How severe does this issue affect your experience of using Ray?
- Medium: It contributes to significant difficulty to complete my task, but I can work around it.
Hi,
I am using Tune to train machine learning models through the Trainable API and having issues with Tune not making CUDA devices available within the Trainable. In the Trainable documentation
it mentions we should use the default_resource_request method to provide a static resource requirement, but when specifying {‘gpu’:1}, CUDA remains unavailable within the Trainable.step method for training.

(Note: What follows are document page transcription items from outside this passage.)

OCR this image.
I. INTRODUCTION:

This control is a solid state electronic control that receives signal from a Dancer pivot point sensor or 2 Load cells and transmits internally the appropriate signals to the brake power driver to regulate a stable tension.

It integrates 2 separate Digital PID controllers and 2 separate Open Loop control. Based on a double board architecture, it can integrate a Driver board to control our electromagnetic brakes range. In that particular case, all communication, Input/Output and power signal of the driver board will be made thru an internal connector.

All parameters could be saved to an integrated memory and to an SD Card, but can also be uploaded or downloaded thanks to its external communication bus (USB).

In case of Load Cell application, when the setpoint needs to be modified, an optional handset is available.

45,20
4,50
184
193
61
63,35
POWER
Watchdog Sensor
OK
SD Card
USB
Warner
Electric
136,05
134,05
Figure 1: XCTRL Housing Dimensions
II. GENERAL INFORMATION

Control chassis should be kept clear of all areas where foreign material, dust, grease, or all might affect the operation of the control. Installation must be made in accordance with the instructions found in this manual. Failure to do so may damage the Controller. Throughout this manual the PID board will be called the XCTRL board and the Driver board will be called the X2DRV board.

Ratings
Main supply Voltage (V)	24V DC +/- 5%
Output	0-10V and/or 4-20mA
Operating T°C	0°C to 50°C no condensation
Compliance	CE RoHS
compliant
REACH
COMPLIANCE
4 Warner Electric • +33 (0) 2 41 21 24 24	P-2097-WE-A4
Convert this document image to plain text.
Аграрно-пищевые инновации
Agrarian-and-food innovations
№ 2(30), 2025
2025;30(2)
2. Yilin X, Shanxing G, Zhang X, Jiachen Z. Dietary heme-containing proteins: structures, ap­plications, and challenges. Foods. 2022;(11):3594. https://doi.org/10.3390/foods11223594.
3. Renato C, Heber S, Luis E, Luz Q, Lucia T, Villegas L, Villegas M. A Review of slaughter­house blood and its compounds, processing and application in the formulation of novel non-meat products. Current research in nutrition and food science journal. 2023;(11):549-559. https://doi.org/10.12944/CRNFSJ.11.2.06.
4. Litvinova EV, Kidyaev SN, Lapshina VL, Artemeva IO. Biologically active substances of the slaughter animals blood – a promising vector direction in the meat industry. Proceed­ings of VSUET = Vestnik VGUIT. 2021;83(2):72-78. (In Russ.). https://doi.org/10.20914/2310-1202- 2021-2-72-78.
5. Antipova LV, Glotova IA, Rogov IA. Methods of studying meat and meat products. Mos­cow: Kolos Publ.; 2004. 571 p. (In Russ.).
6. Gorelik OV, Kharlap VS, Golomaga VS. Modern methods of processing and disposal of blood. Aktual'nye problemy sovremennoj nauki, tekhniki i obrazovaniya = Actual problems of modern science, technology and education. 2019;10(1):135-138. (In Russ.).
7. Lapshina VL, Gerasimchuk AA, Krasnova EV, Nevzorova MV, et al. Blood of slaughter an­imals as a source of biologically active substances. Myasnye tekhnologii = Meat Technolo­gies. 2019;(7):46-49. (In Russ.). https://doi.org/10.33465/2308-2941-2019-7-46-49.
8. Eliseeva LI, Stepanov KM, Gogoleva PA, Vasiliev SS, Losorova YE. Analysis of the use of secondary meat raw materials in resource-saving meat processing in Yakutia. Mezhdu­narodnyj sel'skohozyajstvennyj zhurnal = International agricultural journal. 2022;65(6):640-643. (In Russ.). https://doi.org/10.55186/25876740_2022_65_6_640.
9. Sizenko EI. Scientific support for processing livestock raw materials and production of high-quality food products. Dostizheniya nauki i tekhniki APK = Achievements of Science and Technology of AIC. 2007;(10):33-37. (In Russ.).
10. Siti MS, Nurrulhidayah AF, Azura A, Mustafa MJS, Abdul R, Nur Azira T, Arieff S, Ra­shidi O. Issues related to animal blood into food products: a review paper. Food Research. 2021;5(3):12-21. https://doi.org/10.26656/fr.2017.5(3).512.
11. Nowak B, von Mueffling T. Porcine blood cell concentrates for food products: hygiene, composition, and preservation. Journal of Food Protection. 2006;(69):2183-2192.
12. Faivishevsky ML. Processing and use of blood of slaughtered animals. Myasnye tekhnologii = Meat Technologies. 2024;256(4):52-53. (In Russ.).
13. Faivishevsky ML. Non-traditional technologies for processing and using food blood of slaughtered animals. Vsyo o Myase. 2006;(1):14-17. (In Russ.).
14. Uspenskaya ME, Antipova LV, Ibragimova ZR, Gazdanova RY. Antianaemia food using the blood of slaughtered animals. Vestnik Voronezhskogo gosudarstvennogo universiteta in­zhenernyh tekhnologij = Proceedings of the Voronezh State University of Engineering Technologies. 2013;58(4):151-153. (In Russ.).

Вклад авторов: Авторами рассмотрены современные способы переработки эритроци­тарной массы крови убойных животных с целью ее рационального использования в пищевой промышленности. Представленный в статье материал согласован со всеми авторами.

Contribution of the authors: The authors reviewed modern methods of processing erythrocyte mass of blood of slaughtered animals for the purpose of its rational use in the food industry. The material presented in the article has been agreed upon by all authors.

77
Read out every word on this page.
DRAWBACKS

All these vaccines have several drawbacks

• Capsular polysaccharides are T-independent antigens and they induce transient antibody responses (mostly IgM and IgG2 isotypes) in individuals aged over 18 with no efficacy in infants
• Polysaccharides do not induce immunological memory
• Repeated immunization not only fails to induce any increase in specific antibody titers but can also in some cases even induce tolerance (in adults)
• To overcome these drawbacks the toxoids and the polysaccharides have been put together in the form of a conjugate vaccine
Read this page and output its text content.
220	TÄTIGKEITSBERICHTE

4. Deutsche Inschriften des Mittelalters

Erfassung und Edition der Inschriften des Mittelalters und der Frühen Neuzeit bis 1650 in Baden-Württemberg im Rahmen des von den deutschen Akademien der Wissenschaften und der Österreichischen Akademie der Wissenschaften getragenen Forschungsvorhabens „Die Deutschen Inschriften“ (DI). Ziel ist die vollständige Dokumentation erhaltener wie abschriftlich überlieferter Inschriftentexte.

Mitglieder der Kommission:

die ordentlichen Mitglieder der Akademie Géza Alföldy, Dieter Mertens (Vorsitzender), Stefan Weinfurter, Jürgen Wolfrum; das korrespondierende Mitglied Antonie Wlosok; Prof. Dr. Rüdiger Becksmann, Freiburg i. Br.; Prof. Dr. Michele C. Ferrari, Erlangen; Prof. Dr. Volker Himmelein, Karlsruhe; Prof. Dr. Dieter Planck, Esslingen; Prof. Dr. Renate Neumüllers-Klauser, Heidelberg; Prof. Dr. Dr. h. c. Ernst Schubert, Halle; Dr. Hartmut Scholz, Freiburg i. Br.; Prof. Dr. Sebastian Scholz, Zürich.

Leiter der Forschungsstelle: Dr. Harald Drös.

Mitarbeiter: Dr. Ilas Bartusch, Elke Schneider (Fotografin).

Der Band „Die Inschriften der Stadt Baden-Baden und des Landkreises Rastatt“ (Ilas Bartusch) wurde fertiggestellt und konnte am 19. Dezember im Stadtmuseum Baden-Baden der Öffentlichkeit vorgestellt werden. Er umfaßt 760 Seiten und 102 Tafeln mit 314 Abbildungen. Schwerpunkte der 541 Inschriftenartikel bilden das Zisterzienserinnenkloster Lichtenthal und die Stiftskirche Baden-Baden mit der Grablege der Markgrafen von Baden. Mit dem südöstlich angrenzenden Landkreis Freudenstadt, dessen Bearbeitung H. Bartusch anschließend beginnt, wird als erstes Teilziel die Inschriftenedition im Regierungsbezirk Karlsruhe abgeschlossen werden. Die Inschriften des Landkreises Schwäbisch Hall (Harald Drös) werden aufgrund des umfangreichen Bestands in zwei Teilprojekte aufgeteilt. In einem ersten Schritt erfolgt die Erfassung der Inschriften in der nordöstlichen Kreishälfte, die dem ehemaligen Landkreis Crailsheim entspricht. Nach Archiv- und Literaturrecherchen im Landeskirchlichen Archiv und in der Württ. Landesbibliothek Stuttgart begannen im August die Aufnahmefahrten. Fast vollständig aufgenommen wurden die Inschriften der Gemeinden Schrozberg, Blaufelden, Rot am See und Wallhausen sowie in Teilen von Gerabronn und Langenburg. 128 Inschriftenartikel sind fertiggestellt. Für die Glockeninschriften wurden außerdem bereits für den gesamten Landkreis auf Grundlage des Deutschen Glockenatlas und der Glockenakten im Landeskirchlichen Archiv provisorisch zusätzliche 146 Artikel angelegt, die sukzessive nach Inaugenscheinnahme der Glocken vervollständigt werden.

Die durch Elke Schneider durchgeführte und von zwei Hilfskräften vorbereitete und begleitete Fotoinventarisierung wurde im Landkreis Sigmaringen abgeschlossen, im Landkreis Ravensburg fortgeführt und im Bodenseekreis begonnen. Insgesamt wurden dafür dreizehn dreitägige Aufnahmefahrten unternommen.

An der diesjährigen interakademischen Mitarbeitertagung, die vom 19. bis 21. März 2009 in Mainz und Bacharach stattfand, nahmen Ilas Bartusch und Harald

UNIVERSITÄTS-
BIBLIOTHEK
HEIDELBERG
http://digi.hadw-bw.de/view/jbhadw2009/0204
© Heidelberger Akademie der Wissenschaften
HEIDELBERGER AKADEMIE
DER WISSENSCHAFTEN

I also found this short guide
https://docs.ray.io/en/latest/tune/tutorials/tune-resources.html
which suggests I wrap my Trainable callable in the tune.with_resources method:
trainable_with_gpu = tune.with_resources(trainable, {“gpu”: 1})
tuner = tune.Tuner(
trainable_with_gpu,
tune_config=tune.TuneConfig(num_samples=10)
)
results = tuner.fit()
Both these suggestions do not make CUDA devices available within the Trainable.step() method for me. I should mention that torch correctly shows my devices are available outside the tuner.fit() call and I’ve tried reinstalling torch and cuda to no avail. Am I doing something wrong?
I am publicly hosting my project on my Github: EricPfleiderer/timeseries-forecasting/
You can checkout commit : 99ac544 (CUDA issue, temp removing wandb) specifically.
Thanks,
Eric